Friday, April 19, 2024

Snow piles up in Harvard Square. This week’s storms are set to put Cambridge’s accumulation at over 70 inches. (Photo: Eric Tsai)

With 60 inches of snow on the ground from four storms since Dec. 26 and another foot falling, city officials broke into the usual order of business at Monday’s meeting of the City Council to talk about where it’s all going.

The answer, unfortunately: Nowhere.

And that’s with $1.2 million already spent on dealing with the winter storms, when only $332,000 had been set aside for that purpose, said City Manager Robert W. Healy.

Much of that is in overtime pay for Public Works “crews working night and day, day and night” and sometimes having to start their regular jobs in the morning after working all night to clear snow.

Some 220 bus stops, several hundred major sidewalks and 18 major streets have been targeted and cleared, said Lisa Peterson, commissioner of Public Works.

“No expense is being withheld, nor is there any effort being withheld,” Healy said. “I have not required anyone to penny-pinch.”

But with so little open city-owned open space and environmental restrictions preventing the dumping of snow into the Charles River, clearing snow is getting difficult, he said. Harvard and the Massachusetts Institute of Technology have opened some of their land to take piled-up snow, and there is some use of parking lots by Danehy Park, but “clearing” snow — since temperatures haven’t dipped low enough to melt significant amounts — is increasingly coming to look like just moving it around.

“We’re actually looking for undeveloped parcels,” Peterson said.

Few storage and removal options

The environmental restrictions against dumping result from the contamination that sets in when initially pristine snow is on the ground, picking up grit and snow, “for any length of time,” Healy said, which is why three Public Works employees in Lawrence were suspended Tuesday on charges of dumping plowed snow into the Merrimac River.

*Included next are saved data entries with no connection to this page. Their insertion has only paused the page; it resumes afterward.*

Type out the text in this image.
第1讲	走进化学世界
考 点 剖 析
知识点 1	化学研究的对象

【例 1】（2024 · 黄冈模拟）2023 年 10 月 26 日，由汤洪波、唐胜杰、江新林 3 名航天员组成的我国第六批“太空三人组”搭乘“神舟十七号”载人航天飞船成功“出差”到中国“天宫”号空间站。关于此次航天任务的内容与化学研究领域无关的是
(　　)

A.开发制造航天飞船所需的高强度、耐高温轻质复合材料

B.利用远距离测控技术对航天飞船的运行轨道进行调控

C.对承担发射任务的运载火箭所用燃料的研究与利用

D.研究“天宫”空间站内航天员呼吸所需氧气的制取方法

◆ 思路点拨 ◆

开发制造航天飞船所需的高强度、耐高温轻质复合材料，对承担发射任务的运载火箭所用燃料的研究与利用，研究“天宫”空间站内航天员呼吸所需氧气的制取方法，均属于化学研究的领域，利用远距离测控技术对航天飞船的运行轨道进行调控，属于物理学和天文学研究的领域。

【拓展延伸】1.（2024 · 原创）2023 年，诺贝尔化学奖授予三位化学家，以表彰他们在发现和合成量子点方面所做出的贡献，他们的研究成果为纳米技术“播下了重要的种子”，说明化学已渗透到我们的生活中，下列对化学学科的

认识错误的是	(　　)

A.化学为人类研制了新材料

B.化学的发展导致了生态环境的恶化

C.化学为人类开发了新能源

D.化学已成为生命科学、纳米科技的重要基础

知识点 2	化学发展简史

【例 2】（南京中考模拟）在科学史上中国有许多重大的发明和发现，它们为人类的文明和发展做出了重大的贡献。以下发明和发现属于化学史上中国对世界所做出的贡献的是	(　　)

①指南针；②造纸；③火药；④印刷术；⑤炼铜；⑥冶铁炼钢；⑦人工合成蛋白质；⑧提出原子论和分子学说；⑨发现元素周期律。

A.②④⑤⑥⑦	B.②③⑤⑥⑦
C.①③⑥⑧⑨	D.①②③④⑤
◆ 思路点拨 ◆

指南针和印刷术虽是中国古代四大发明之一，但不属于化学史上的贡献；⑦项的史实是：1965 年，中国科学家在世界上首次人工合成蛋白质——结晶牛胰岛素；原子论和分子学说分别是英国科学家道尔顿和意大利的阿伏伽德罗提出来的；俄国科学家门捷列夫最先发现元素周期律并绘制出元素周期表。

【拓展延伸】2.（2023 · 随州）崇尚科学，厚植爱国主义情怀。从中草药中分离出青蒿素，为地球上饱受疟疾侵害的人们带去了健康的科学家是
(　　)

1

Cambridge has approached private owners of city parcels for permission to store snow, but they have demanded release from liability for pollution on their land, essentially trying to use the potential taint from snow as a way to dodge responsibility for contamination that already existed, Healy said.

The obvious open space, namely sports fields and playgrounds, also won’t work for snow storage, he said.

“If any of you have watched strip parking malls that pile snow up to the sky, you will still see that snow there in May,” Healy said. “So if we dump on soccer fields and ballfields, we will be canceling this year’s Little League season and this year’s spring soccer season, because the snow will still be on those fields.”

Homeowners’ compliance with city snow removal laws for sidewalks and driveways has improved, city officials said, but as the storms keep coming it gets harder to deal with. Citizens complained Monday of shoveling snow only to find city crews plowing it back onto their property, and of there being less and less space for car owners to park. “Space savers aren’t the real problem,” Cambridgeport resident Charlie Stead said, referring to city councillor Craig Kelley’s criticism of drivers who try to (illegally) reserve parking spaces by putting furniture in the street.

Driving and parking

Stead said he lives in a six-family home without a driveway, and the accumulation of snow, soon to be exacerbated by the completion of even more nearby housing without parking, turns the area’s streets into an increasingly desperate game of musical chairs.

“There’s gonna be wars down there,” he said. “Fights have broken out.”

“It is you guys who are at fault in this, not we,” Stead said. “You have not done the job of making sure that before you authorize additional housing, you make sure there is going to be provision for those drivers and vehicles to be placed someplace.”

Officials at least acknowledged what Stead said about the problems of plowing roads, which are getting narrower as snow gathers with no place to go. Healy said the city was coming “dangerously close” to one-side-only parking on some streets, such as Inman and Bigelow, where the problem is particularly bad. “We are just being inched by snowbank into very narrow streets,” Healy said. “We will never remove all the snowbanks on every street that we’d like to. It’s just not possible.”

There were also cautions offered about slowing down as drivers near intersections, since accumulated snow makes it harder to see cars coming from the left and right. Councillor Ken Reeves wondered if the city should alter its removal rules to focus on street corners to prevent the hazard.

An alternative is getting cars off the streets completely.

Peterson said the city was close to announcing a “an extremely low rate” for drivers who wanted to park their cars in the city’s First Street garage for the entire month of February.

Unfortunately, because of a combination of weather factors called El Nino and the North Atlantic Oscillation, it’s almost certain snow will keep coming throughout the month. And that will still have to dealt with as best the city and its residents can.

“For those of you who are old enough to recall, there is more snow on the ground right now than there was at the end of the blizzard of ’78 that everybody looks to as the  opus magnus of snow,” Healy said. “Well, if one remembers, the state was closed down for a week. The stores and businesses were closed. The city virtually was closed, and the streets and roadways were closed.”

“This is not winter in New England as we are used to it. This is extraordinary,” he said.

The council’s Traffic, Parking and Transportation Committee, led by Kelley, will be tackling snow questions at 5:30 p.m. Feb. 10 meeting at City Hall, 795 Massachusetts Ave., Central Square.